I am no fan of the European Union. It is an artificial contraption, run by the corporate and bureaucratic elites of the continent, without democratic sanction because the various peoples subsumed under its rule themselves see that it is without democratic values or ambitions. Had it at least energized the economies of Europe there might be some raison d'être for its intrusive rules which wreak havoc with every member nation's culture and identity.

The fact is, however, that the prosperous countries are still more or less prosperous, some paradigmatically so. There is a large middle stratum that muddles through. And then there are the historically backward polities:

Ireland, Iceland, Spain, Greece, Portugal, perhaps even Italy which I believe somehow will rescue itself from its own follies. Italy aside, then, each of them is an ongoing drain on "Europe."

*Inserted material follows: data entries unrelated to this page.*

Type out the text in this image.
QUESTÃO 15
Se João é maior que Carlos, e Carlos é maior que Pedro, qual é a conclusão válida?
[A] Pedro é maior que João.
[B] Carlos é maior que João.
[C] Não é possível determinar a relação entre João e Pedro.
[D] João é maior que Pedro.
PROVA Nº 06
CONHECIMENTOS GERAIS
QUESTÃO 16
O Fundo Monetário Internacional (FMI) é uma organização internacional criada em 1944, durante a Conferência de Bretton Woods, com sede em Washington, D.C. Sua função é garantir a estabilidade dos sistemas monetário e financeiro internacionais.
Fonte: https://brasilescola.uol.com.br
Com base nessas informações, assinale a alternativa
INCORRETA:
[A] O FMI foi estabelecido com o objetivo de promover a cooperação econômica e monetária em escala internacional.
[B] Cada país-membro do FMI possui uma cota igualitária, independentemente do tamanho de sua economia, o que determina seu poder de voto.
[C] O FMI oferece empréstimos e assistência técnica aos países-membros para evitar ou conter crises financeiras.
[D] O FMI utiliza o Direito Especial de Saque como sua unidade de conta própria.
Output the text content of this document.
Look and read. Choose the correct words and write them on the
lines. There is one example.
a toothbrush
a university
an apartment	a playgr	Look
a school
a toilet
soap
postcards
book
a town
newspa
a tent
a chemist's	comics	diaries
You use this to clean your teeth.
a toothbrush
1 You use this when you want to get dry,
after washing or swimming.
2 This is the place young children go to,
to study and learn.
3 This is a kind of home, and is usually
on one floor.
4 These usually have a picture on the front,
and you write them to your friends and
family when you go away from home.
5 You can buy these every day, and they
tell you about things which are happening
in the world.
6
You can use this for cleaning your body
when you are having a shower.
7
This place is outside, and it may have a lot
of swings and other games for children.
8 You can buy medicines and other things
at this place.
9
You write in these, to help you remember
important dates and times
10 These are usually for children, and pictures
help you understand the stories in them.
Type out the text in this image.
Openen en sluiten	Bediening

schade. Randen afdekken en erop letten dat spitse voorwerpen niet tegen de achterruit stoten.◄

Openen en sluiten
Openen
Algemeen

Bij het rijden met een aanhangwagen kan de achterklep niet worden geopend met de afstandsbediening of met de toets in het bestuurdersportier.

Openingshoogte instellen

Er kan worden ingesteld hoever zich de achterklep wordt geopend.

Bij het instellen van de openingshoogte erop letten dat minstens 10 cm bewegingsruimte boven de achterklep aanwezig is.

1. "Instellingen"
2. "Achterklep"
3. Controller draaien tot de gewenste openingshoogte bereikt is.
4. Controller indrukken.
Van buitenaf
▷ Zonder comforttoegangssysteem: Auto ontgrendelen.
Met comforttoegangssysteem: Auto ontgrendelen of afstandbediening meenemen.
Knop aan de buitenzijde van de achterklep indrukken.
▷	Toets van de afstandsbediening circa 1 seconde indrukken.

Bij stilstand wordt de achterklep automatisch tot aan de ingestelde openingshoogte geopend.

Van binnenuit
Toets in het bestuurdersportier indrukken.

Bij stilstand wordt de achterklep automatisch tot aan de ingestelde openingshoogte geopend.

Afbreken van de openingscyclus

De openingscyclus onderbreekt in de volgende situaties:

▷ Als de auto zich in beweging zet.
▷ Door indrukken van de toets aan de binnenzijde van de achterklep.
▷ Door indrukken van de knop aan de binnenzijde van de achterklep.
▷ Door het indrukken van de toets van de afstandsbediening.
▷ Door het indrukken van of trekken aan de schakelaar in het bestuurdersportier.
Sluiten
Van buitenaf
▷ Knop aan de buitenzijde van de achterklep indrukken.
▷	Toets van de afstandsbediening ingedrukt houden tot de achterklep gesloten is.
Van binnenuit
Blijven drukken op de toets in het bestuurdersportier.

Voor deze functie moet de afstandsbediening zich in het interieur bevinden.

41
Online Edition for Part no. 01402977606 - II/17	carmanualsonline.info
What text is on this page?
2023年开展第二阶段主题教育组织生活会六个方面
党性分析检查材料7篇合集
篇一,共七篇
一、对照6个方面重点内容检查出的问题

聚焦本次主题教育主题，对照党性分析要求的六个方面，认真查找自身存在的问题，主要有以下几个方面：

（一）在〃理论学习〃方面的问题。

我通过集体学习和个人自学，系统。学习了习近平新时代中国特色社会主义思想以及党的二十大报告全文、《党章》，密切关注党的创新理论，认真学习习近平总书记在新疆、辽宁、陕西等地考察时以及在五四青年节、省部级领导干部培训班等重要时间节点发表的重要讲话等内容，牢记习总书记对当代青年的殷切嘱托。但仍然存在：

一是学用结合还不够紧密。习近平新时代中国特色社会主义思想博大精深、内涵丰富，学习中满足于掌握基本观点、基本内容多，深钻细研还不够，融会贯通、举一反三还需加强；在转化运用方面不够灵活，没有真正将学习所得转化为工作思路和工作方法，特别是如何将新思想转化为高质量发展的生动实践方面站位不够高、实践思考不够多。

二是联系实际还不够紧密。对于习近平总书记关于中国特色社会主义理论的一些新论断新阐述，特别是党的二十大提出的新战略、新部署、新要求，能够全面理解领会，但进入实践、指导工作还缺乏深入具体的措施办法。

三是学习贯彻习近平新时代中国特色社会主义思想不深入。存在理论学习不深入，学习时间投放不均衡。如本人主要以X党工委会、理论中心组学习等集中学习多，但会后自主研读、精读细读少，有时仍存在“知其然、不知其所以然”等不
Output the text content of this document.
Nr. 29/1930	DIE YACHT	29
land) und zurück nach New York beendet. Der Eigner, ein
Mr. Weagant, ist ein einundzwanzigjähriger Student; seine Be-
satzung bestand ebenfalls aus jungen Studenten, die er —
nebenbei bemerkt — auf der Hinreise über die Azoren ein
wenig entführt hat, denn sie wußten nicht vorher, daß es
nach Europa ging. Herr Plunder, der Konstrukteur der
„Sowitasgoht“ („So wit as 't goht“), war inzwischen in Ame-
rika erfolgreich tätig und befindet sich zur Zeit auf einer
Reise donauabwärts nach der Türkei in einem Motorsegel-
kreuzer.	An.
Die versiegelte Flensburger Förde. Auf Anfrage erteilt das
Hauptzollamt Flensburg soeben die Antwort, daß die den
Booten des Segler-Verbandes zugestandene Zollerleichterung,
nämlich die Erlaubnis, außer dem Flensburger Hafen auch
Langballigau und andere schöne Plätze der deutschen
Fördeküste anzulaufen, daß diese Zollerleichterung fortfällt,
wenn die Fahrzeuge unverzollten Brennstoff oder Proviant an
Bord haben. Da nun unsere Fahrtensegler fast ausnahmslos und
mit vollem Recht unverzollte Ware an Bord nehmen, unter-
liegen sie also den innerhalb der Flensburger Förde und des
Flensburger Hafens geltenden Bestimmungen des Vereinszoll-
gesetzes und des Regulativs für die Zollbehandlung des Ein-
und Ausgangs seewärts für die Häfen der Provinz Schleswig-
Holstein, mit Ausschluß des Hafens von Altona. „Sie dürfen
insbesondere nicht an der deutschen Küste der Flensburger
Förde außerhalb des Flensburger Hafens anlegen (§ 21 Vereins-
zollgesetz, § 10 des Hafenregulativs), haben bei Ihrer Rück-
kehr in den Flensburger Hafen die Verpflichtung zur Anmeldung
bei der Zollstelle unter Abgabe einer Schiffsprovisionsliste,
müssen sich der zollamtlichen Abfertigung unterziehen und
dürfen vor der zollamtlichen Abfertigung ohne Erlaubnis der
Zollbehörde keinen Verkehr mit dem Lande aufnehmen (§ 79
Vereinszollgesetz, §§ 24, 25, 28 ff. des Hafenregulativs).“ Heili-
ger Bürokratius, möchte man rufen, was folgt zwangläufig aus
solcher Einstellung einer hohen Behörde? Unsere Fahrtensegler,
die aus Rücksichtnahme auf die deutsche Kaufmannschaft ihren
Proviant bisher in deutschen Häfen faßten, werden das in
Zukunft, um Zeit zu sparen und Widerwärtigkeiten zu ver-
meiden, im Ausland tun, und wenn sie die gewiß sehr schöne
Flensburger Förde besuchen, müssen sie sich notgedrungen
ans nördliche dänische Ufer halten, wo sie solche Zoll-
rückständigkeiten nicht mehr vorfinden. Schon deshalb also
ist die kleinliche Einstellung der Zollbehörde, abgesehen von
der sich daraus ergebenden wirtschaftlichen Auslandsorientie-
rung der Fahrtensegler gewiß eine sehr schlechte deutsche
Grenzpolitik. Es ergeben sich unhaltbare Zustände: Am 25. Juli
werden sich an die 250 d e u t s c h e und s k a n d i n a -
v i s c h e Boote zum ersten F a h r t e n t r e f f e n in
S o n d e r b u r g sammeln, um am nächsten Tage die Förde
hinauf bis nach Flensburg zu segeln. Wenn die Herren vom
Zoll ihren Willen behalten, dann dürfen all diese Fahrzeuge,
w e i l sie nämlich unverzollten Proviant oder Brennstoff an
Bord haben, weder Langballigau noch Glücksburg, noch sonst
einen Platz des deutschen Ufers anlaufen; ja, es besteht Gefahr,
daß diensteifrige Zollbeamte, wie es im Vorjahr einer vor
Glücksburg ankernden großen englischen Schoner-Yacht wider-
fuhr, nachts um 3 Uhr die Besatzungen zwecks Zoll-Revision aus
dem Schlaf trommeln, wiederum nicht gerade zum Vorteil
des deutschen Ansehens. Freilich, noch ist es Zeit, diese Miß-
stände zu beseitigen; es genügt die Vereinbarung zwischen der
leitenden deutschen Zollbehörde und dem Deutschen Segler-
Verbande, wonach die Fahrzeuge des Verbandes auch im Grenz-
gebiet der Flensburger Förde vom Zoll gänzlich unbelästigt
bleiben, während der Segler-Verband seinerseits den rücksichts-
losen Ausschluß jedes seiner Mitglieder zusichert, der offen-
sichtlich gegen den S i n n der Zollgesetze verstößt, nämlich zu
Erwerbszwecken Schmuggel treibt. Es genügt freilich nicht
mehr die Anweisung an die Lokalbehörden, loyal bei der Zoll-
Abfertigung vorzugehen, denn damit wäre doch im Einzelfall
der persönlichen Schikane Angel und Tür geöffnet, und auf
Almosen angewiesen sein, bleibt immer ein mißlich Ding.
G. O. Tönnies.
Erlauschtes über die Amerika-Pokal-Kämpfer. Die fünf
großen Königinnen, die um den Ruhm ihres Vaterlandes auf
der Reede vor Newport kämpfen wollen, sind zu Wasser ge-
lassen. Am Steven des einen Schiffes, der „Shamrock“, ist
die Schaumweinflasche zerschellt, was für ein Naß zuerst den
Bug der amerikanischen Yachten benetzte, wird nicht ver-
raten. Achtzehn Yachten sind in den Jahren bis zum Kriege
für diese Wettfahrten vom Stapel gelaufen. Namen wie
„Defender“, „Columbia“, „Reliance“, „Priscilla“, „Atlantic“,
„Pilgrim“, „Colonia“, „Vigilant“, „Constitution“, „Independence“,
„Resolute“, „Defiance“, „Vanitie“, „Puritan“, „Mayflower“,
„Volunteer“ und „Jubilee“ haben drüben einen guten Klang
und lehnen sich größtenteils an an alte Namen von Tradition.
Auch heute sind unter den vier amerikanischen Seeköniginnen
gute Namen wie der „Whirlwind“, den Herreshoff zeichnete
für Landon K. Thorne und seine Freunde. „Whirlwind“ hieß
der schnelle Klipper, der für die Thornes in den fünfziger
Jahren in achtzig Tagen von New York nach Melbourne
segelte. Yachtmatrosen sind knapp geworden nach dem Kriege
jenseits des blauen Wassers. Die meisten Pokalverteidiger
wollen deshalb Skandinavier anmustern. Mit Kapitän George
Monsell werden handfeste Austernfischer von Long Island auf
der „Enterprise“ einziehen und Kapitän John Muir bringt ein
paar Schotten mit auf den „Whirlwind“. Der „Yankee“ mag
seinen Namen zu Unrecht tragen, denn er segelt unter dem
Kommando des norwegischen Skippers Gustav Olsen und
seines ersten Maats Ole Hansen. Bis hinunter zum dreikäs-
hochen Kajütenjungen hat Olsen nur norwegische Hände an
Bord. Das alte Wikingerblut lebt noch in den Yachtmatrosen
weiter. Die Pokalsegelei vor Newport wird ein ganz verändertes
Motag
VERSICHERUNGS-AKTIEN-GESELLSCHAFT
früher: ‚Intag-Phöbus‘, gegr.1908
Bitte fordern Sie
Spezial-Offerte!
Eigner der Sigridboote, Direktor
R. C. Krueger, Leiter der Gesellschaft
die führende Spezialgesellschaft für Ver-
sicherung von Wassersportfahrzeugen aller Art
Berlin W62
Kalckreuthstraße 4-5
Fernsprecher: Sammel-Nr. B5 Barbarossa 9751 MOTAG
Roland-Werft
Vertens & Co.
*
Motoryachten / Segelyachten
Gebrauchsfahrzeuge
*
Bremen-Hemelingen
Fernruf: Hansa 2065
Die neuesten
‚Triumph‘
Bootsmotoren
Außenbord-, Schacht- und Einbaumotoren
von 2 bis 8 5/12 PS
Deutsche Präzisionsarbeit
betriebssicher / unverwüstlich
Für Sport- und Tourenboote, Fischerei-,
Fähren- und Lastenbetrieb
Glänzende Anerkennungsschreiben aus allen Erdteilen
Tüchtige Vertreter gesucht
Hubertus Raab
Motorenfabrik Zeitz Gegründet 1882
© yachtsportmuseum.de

One lesson to be drawn from this grand experiment of what is really nearly half a century is that there does not exist "one Europe." Not anymore than there exists what was the idealistic folly of the early United Nations era, "one world."

Still, the E.U. struts around the globe issuing dicta in the name of Europe. Behind them lay the power of nothing. 

As some of my readers will recall, from time to time I bring to their attention writings by John Bolton. Yes, I know he was George Bush's ambassador to the U.N. But, then, Susan Rice, President Obama's envoy to that corrupt, falsifying and haughty body, is still counseling us down that international quagmire. He wins by any standard.

In any event, Bolton's argument is good politics and even better economics. 

As the euro encounters even graver difficulties, America should resist the temptation to save the EU from itself. We must avoid propping it up directly through loans or financial assistance or indirectly through the International Monetary Fund.

Make no mistake: Europe's crisis is real. Greece's financial situation continues to deteriorate despite an EU bailout earlier this year. Irish Prime Minister Brian Cowan's popularity has fallen to record lows, with the opposition almost certain to win the next election, even as Ireland's debt is massively downgraded once again.

And third-quarter EU employment statistics spell more trouble ahead: Employment contracted in troubled states like Greece and Spain, while rising in the stronger economies of France and Germany.

Spain's credit ratings are plummeting, as are Portugal's. Spain's last 2010 sovereign-bond sale missed its fund-raising target of 4 billion Euros, raising only 2.4 billion, and required much higher interest rates than before. Portugal is trying to fashion an austerity program, but is receiving poor marks.

Italy seems more interested in opposition efforts to remove Prime Minister Silvio Berlusconi from office than saving its precarious finances. Despite criticism of his flamboyant life style, Berlusconi remains the most business-savvy EU leader -- which may explain the intense animosity he faces.

Germany, the rock of Europe's currency union, has had it with the prodigal states. Chancellor Angela Merkel rejects the idea of "Euro-bonds" (EU-wide financial instruments) to minimize the risk of default on sovereign debt, seeking instead "deeper political and economic integration."

This is always the Europhile answer to each new failure in their quest to build a European super-state: more of the same. But even countries firmly in Germany's sphere, like Austria, concede that their banks must raise more capital to ensure financial worthiness.

Yet Great Britain -- which never abandoned its own national currency, the pound sterling -- will strenuously oppose the transfer of any new fiscal powers to EU headquarters in Brussels. That alone could trigger a split within the EU, encouraging other countries to revert to national currencies rather than surrender even more sovereignty to the Brussels bureaucrats.

Nor would it be a real solution for the EU to amend its basic treaties to create a permanent stabilization mechanism for sovereign-debt crises. To the contrary, a permanent bailout facility is a self-fulfilling prophecy, virtually guaranteeing that it will be used repeatedly.

US government officials argue that we must not permit any EU country to default on its obligations because of the interconnectedness of international financial markets. But if no one is allowed to fail, both businesses and nation-states will be less careful and responsible in their decision making.

Default on a major EU sovereign-debt obligation may just be just the thing to wake up the rest of Europe to get its house in order. It wouldn't be a bad lesson for Washington, either. We should worry about President Obama's staggering deficit spending and let Europe worry about its own.